Eclipsing Binary Stars

A binary star is a star system in which there are two stars orbiting each other. The eclipsing effect of an eclipsing binary star system is seen when one star passes in front of the other from Earth’s perspective. The passage of one star in front of the other creates a sudden significant light decrease than the light emission from the system before. Because of this light decrease, eclipsing binary stars can be identified through a plotted light over time graph, otherwise known as a light curve. Eclipsing binary stars have unique light curves in which there is consistent light and then sudden drops of light emission, and this unique light curve allows observers to notice when they have found an eclipsing binary star system.

What Information Does a Light Curve Give?
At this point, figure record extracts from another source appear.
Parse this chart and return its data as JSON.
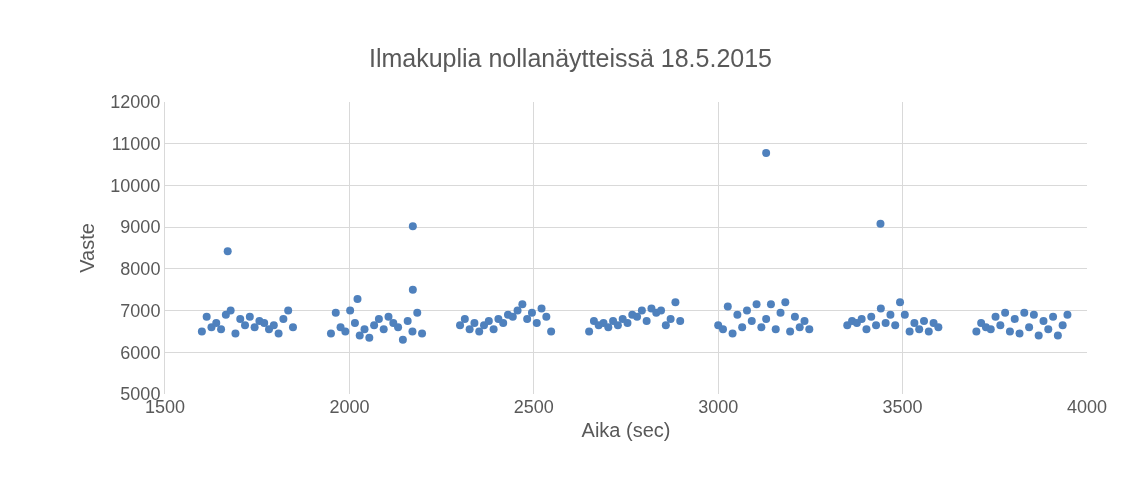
{
  "chart_data": {
    "type": "scatter",
    "title": "Ilmakuplia nollanäytteissä 18.5.2015",
    "xlabel": "Aika (sec)",
    "ylabel": "Vaste",
    "x": [
      1600,
      1613,
      1626,
      1639,
      1652,
      1665,
      1678,
      1691,
      1704,
      1717,
      1730,
      1743,
      1756,
      1769,
      1782,
      1795,
      1808,
      1821,
      1834,
      1847,
      1950,
      1963,
      1976,
      1989,
      2002,
      2015,
      2028,
      2041,
      2054,
      2067,
      2080,
      2093,
      2106,
      2119,
      2132,
      2145,
      2158,
      2171,
      2184,
      2197,
      2300,
      2313,
      2326,
      2339,
      2352,
      2365,
      2378,
      2391,
      2404,
      2417,
      2430,
      2443,
      2456,
      2469,
      2482,
      2495,
      2508,
      2521,
      2534,
      2547,
      2650,
      2663,
      2676,
      2689,
      2702,
      2715,
      2728,
      2741,
      2754,
      2767,
      2780,
      2793,
      2806,
      2819,
      2832,
      2845,
      2858,
      2871,
      2884,
      2897,
      3000,
      3013,
      3026,
      3039,
      3052,
      3065,
      3078,
      3091,
      3104,
      3117,
      3130,
      3143,
      3156,
      3169,
      3182,
      3195,
      3208,
      3221,
      3234,
      3247,
      3350,
      3363,
      3376,
      3389,
      3402,
      3415,
      3428,
      3441,
      3454,
      3467,
      3480,
      3493,
      3506,
      3519,
      3532,
      3545,
      3558,
      3571,
      3584,
      3597,
      3700,
      3713,
      3726,
      3739,
      3752,
      3765,
      3778,
      3791,
      3804,
      3817,
      3830,
      3843,
      3856,
      3869,
      3882,
      3895,
      3908,
      3921,
      3934,
      3947,
      1670,
      2022,
      2172,
      2172,
      3130,
      3440
    ],
    "values": [
      6500,
      6850,
      6600,
      6700,
      6550,
      6900,
      7000,
      6450,
      6800,
      6650,
      6850,
      6600,
      6750,
      6700,
      6550,
      6650,
      6450,
      6800,
      7000,
      6600,
      6450,
      6950,
      6600,
      6500,
      7000,
      6700,
      6400,
      6550,
      6350,
      6650,
      6800,
      6550,
      6850,
      6700,
      6600,
      6300,
      6750,
      6500,
      6950,
      6450,
      6650,
      6800,
      6550,
      6700,
      6500,
      6650,
      6750,
      6550,
      6800,
      6700,
      6900,
      6850,
      7000,
      7150,
      6800,
      6950,
      6700,
      7050,
      6850,
      6500,
      6500,
      6750,
      6650,
      6700,
      6600,
      6750,
      6650,
      6800,
      6700,
      6900,
      6850,
      7000,
      6750,
      7050,
      6950,
      7000,
      6650,
      6800,
      7200,
      6750,
      6650,
      6550,
      7100,
      6450,
      6900,
      6600,
      7000,
      6750,
      7150,
      6600,
      6800,
      7150,
      6550,
      6950,
      7200,
      6500,
      6850,
      6600,
      6750,
      6550,
      6650,
      6750,
      6700,
      6800,
      6550,
      6850,
      6650,
      7050,
      6700,
      6900,
      6650,
      7200,
      6900,
      6500,
      6700,
      6550,
      6750,
      6500,
      6700,
      6600,
      6500,
      6700,
      6600,
      6550,
      6850,
      6650,
      6950,
      6500,
      6800,
      6450,
      6950,
      6600,
      6900,
      6400,
      6750,
      6550,
      6850,
      6400,
      6650,
      6900,
      8420,
      7280,
      9020,
      7500,
      10780,
      9080
    ],
    "color": "#4f81bd",
    "marker": "circle",
    "xlim": [
      1500,
      4000
    ],
    "xticks": [
      1500,
      2000,
      2500,
      3000,
      3500,
      4000
    ],
    "ylim": [
      5000,
      12000
    ],
    "yticks": [
      5000,
      6000,
      7000,
      8000,
      9000,
      10000,
      11000,
      12000
    ],
    "grid": true,
    "legend": false
  }
}
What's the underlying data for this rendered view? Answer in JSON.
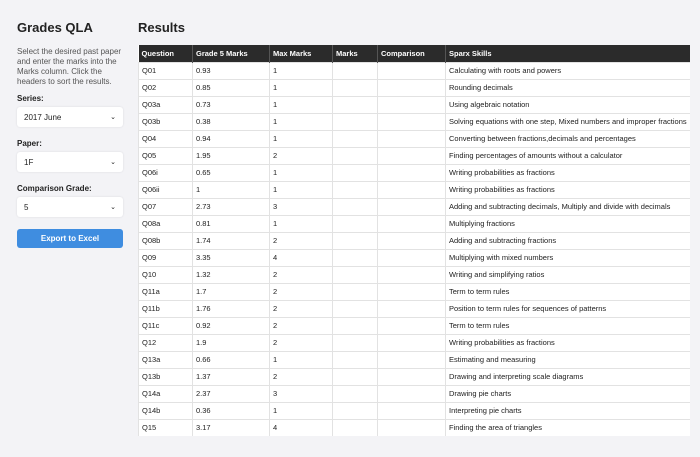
{
  "sidebar": {
    "title": "Grades QLA",
    "description": "Select the desired past paper and enter the marks into the Marks column. Click the headers to sort the results.",
    "series_label": "Series:",
    "series_value": "2017 June",
    "paper_label": "Paper:",
    "paper_value": "1F",
    "grade_label": "Comparison Grade:",
    "grade_value": "5",
    "export_label": "Export to Excel"
  },
  "main": {
    "title": "Results",
    "headers": [
      "Question",
      "Grade 5 Marks",
      "Max Marks",
      "Marks",
      "Comparison",
      "Sparx Skills"
    ],
    "rows": [
      [
        "Q01",
        "0.93",
        "1",
        "",
        "",
        "Calculating with roots and powers"
      ],
      [
        "Q02",
        "0.85",
        "1",
        "",
        "",
        "Rounding decimals"
      ],
      [
        "Q03a",
        "0.73",
        "1",
        "",
        "",
        "Using algebraic notation"
      ],
      [
        "Q03b",
        "0.38",
        "1",
        "",
        "",
        "Solving equations with one step, Mixed numbers and improper fractions"
      ],
      [
        "Q04",
        "0.94",
        "1",
        "",
        "",
        "Converting between fractions,decimals and percentages"
      ],
      [
        "Q05",
        "1.95",
        "2",
        "",
        "",
        "Finding percentages of amounts without a calculator"
      ],
      [
        "Q06i",
        "0.65",
        "1",
        "",
        "",
        "Writing probabilities as fractions"
      ],
      [
        "Q06ii",
        "1",
        "1",
        "",
        "",
        "Writing probabilities as fractions"
      ],
      [
        "Q07",
        "2.73",
        "3",
        "",
        "",
        "Adding and subtracting decimals, Multiply and divide with decimals"
      ],
      [
        "Q08a",
        "0.81",
        "1",
        "",
        "",
        "Multiplying fractions"
      ],
      [
        "Q08b",
        "1.74",
        "2",
        "",
        "",
        "Adding and subtracting fractions"
      ],
      [
        "Q09",
        "3.35",
        "4",
        "",
        "",
        "Multiplying with mixed numbers"
      ],
      [
        "Q10",
        "1.32",
        "2",
        "",
        "",
        "Writing and simplifying ratios"
      ],
      [
        "Q11a",
        "1.7",
        "2",
        "",
        "",
        "Term to term rules"
      ],
      [
        "Q11b",
        "1.76",
        "2",
        "",
        "",
        "Position to term rules for sequences of patterns"
      ],
      [
        "Q11c",
        "0.92",
        "2",
        "",
        "",
        "Term to term rules"
      ],
      [
        "Q12",
        "1.9",
        "2",
        "",
        "",
        "Writing probabilities as fractions"
      ],
      [
        "Q13a",
        "0.66",
        "1",
        "",
        "",
        "Estimating and measuring"
      ],
      [
        "Q13b",
        "1.37",
        "2",
        "",
        "",
        "Drawing and interpreting scale diagrams"
      ],
      [
        "Q14a",
        "2.37",
        "3",
        "",
        "",
        "Drawing pie charts"
      ],
      [
        "Q14b",
        "0.36",
        "1",
        "",
        "",
        "Interpreting pie charts"
      ],
      [
        "Q15",
        "3.17",
        "4",
        "",
        "",
        "Finding the area of triangles"
      ]
    ]
  }
}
A light curve is a plot of the light emission of a star over time, and in the case of an eclipsing binary star system represents the orbital period of one companion star around the other. Every time a dip of light occurs on the plotted graph, it means that one star eclipsed the other from the viewpoint of Earth and therefore has completed one orbit with reference to Earth. The light dips on the light curve have a deeper minimum light value when the brighter companion star is eclipsed and a shallower minimum light value when the dimmer star is eclipsed.

An example of the light curve of an eclipsing binary star system. The sudden drops of light occur when one star passes in front of its companion star from Earth’s perspective.

Algol, also known as the “Demon Star”, is the most famous eclipsing binary star. It is located 93 light years away in the constellation Perseus, which can be seen during the fall months.